808: NZFF Review
There's no doubting that the drum machine is iconic in so many of the sounds we grew up loving and the music we groove to.
However, there's none more influential than the Roland TR-808 drum machine, which put the boom into so many of the floor-fillers throughout the ages.
Launched back in the 80s, the machine still figures in pop music today and this latest doco decides to go back to the beginning to trace its roots and its effects on the industry by talking to key players.
Narrated by Zane Lowe with occasional bursts of bombast, the piece talks to the likes of Rick Rubin, The Beastie Boys (who provide some much needed verve and banter), Afrikaa Bambaataa, Strafe, and Lil Jon to name but a few to see what the machine brought to the table.
And while it's fair to say that director Alexander Dunn's piece concentrates predominantly on the effects of the 808 on the American music scene, it's also perhaps fair to say that anyone not interested in these musical stylings may not be taken in by this.

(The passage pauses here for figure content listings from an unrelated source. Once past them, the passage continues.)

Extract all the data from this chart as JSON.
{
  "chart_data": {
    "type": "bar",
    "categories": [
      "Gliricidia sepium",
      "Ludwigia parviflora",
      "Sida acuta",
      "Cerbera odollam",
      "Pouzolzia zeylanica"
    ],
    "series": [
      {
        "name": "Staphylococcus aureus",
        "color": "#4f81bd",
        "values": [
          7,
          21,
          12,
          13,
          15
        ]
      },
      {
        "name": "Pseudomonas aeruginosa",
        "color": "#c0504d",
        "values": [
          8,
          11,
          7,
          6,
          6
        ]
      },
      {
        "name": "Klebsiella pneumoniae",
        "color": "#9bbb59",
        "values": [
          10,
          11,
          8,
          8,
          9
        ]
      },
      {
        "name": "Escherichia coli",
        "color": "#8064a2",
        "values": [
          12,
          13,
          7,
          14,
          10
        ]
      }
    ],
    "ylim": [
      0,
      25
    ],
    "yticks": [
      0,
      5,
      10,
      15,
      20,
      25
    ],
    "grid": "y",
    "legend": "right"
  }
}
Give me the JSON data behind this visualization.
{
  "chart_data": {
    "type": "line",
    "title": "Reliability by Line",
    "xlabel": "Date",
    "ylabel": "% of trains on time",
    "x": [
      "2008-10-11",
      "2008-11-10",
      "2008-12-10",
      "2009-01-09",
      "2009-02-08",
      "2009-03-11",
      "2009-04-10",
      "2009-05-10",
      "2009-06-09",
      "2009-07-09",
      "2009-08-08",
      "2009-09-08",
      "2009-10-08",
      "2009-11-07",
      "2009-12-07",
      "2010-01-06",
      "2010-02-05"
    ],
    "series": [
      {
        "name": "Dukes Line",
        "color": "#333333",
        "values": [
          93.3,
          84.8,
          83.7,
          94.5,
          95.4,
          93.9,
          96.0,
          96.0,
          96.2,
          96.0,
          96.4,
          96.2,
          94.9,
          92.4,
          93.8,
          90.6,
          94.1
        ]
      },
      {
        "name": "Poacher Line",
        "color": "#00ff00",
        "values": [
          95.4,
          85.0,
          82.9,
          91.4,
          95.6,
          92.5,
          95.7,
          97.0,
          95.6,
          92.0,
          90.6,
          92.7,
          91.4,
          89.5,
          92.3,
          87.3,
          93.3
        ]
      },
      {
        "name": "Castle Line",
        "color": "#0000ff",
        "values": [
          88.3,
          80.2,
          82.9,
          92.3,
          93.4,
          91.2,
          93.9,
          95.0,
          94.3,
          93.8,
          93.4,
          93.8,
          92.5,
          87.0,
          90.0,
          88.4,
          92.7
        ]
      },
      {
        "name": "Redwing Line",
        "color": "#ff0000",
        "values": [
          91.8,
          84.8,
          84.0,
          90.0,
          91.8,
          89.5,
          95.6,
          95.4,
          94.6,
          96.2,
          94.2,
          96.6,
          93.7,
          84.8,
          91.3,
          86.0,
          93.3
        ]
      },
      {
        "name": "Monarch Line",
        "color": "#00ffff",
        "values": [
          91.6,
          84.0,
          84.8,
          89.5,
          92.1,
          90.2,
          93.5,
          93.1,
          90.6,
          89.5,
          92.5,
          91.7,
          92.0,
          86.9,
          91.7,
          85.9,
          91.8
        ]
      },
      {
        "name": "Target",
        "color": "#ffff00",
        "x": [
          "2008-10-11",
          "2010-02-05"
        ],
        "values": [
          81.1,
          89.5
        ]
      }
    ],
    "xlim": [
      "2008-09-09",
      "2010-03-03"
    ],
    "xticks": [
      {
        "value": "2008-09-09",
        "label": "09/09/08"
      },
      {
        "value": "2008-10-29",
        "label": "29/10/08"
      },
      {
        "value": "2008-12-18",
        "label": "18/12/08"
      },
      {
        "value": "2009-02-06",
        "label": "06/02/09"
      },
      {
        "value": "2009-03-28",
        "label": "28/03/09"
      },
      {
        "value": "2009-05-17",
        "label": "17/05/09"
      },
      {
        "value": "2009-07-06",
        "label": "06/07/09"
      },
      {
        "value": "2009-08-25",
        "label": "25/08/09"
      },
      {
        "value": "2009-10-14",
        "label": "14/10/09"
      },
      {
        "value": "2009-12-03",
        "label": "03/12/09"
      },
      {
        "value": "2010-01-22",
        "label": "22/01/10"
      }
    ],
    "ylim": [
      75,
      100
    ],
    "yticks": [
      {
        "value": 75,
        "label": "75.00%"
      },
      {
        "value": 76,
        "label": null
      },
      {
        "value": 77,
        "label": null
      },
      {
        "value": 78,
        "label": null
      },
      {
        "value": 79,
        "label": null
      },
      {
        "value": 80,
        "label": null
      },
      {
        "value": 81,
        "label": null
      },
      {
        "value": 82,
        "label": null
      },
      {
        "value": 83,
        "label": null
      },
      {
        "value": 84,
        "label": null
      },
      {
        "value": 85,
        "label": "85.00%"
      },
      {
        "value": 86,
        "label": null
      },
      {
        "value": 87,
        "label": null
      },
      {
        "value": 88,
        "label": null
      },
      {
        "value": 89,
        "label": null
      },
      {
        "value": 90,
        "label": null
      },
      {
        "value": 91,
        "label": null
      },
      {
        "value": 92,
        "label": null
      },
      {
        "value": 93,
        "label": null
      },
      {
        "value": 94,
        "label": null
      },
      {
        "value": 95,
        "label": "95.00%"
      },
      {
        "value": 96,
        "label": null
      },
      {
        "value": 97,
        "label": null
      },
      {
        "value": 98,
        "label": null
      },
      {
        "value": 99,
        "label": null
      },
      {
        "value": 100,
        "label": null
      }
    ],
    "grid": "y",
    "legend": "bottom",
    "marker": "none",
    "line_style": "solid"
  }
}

808 dances a little too much to the beat of its own drum and could have benefited from a little more focus and a little less on the talking heads front.
Particularly given that maybe a third of the interviewees have little too insightful to say about the 808 other than how influential it was (something we'd already garnered by the effects on the film) - in fact the best moments come from the aforementioned banter between the Beastie Boys as they lose their own thread, Soulwax who discuss how they bought an 808 from a studio which had the iconic beats of Marvin Gaye's Sexual Healing pre-programmed in and Golide who gets swept up in his own enthusiasm.
But in between the constant shots of knobs being twiddled, close ups of the 808 and records, it seems like the visual creativity to tell this story is missing a little in all the repetition.
Ironically, for a machine that loops and keeps playing, that's what 808 the movie offers - a lot of the same thing over and over again. It's not that it's not serviceably put together, but more that it needed a little editing and trim; certainly the final 30 minutes feels like the thread has been lost. (And the lack of the acid house scene in the 90s is a criminal oversight)
Thankfully, an interview with Roland's Ikutaro Kakehashi puts a great spin on the machine and provides the insight that's a little lost in all the preceding hagiography.
The beat goes on, and sadly, in places, this doco about a seminal piece of kit is prone to doing the same.
I agree with a lot of the points raised. The ture acid house scene was 87 onwards.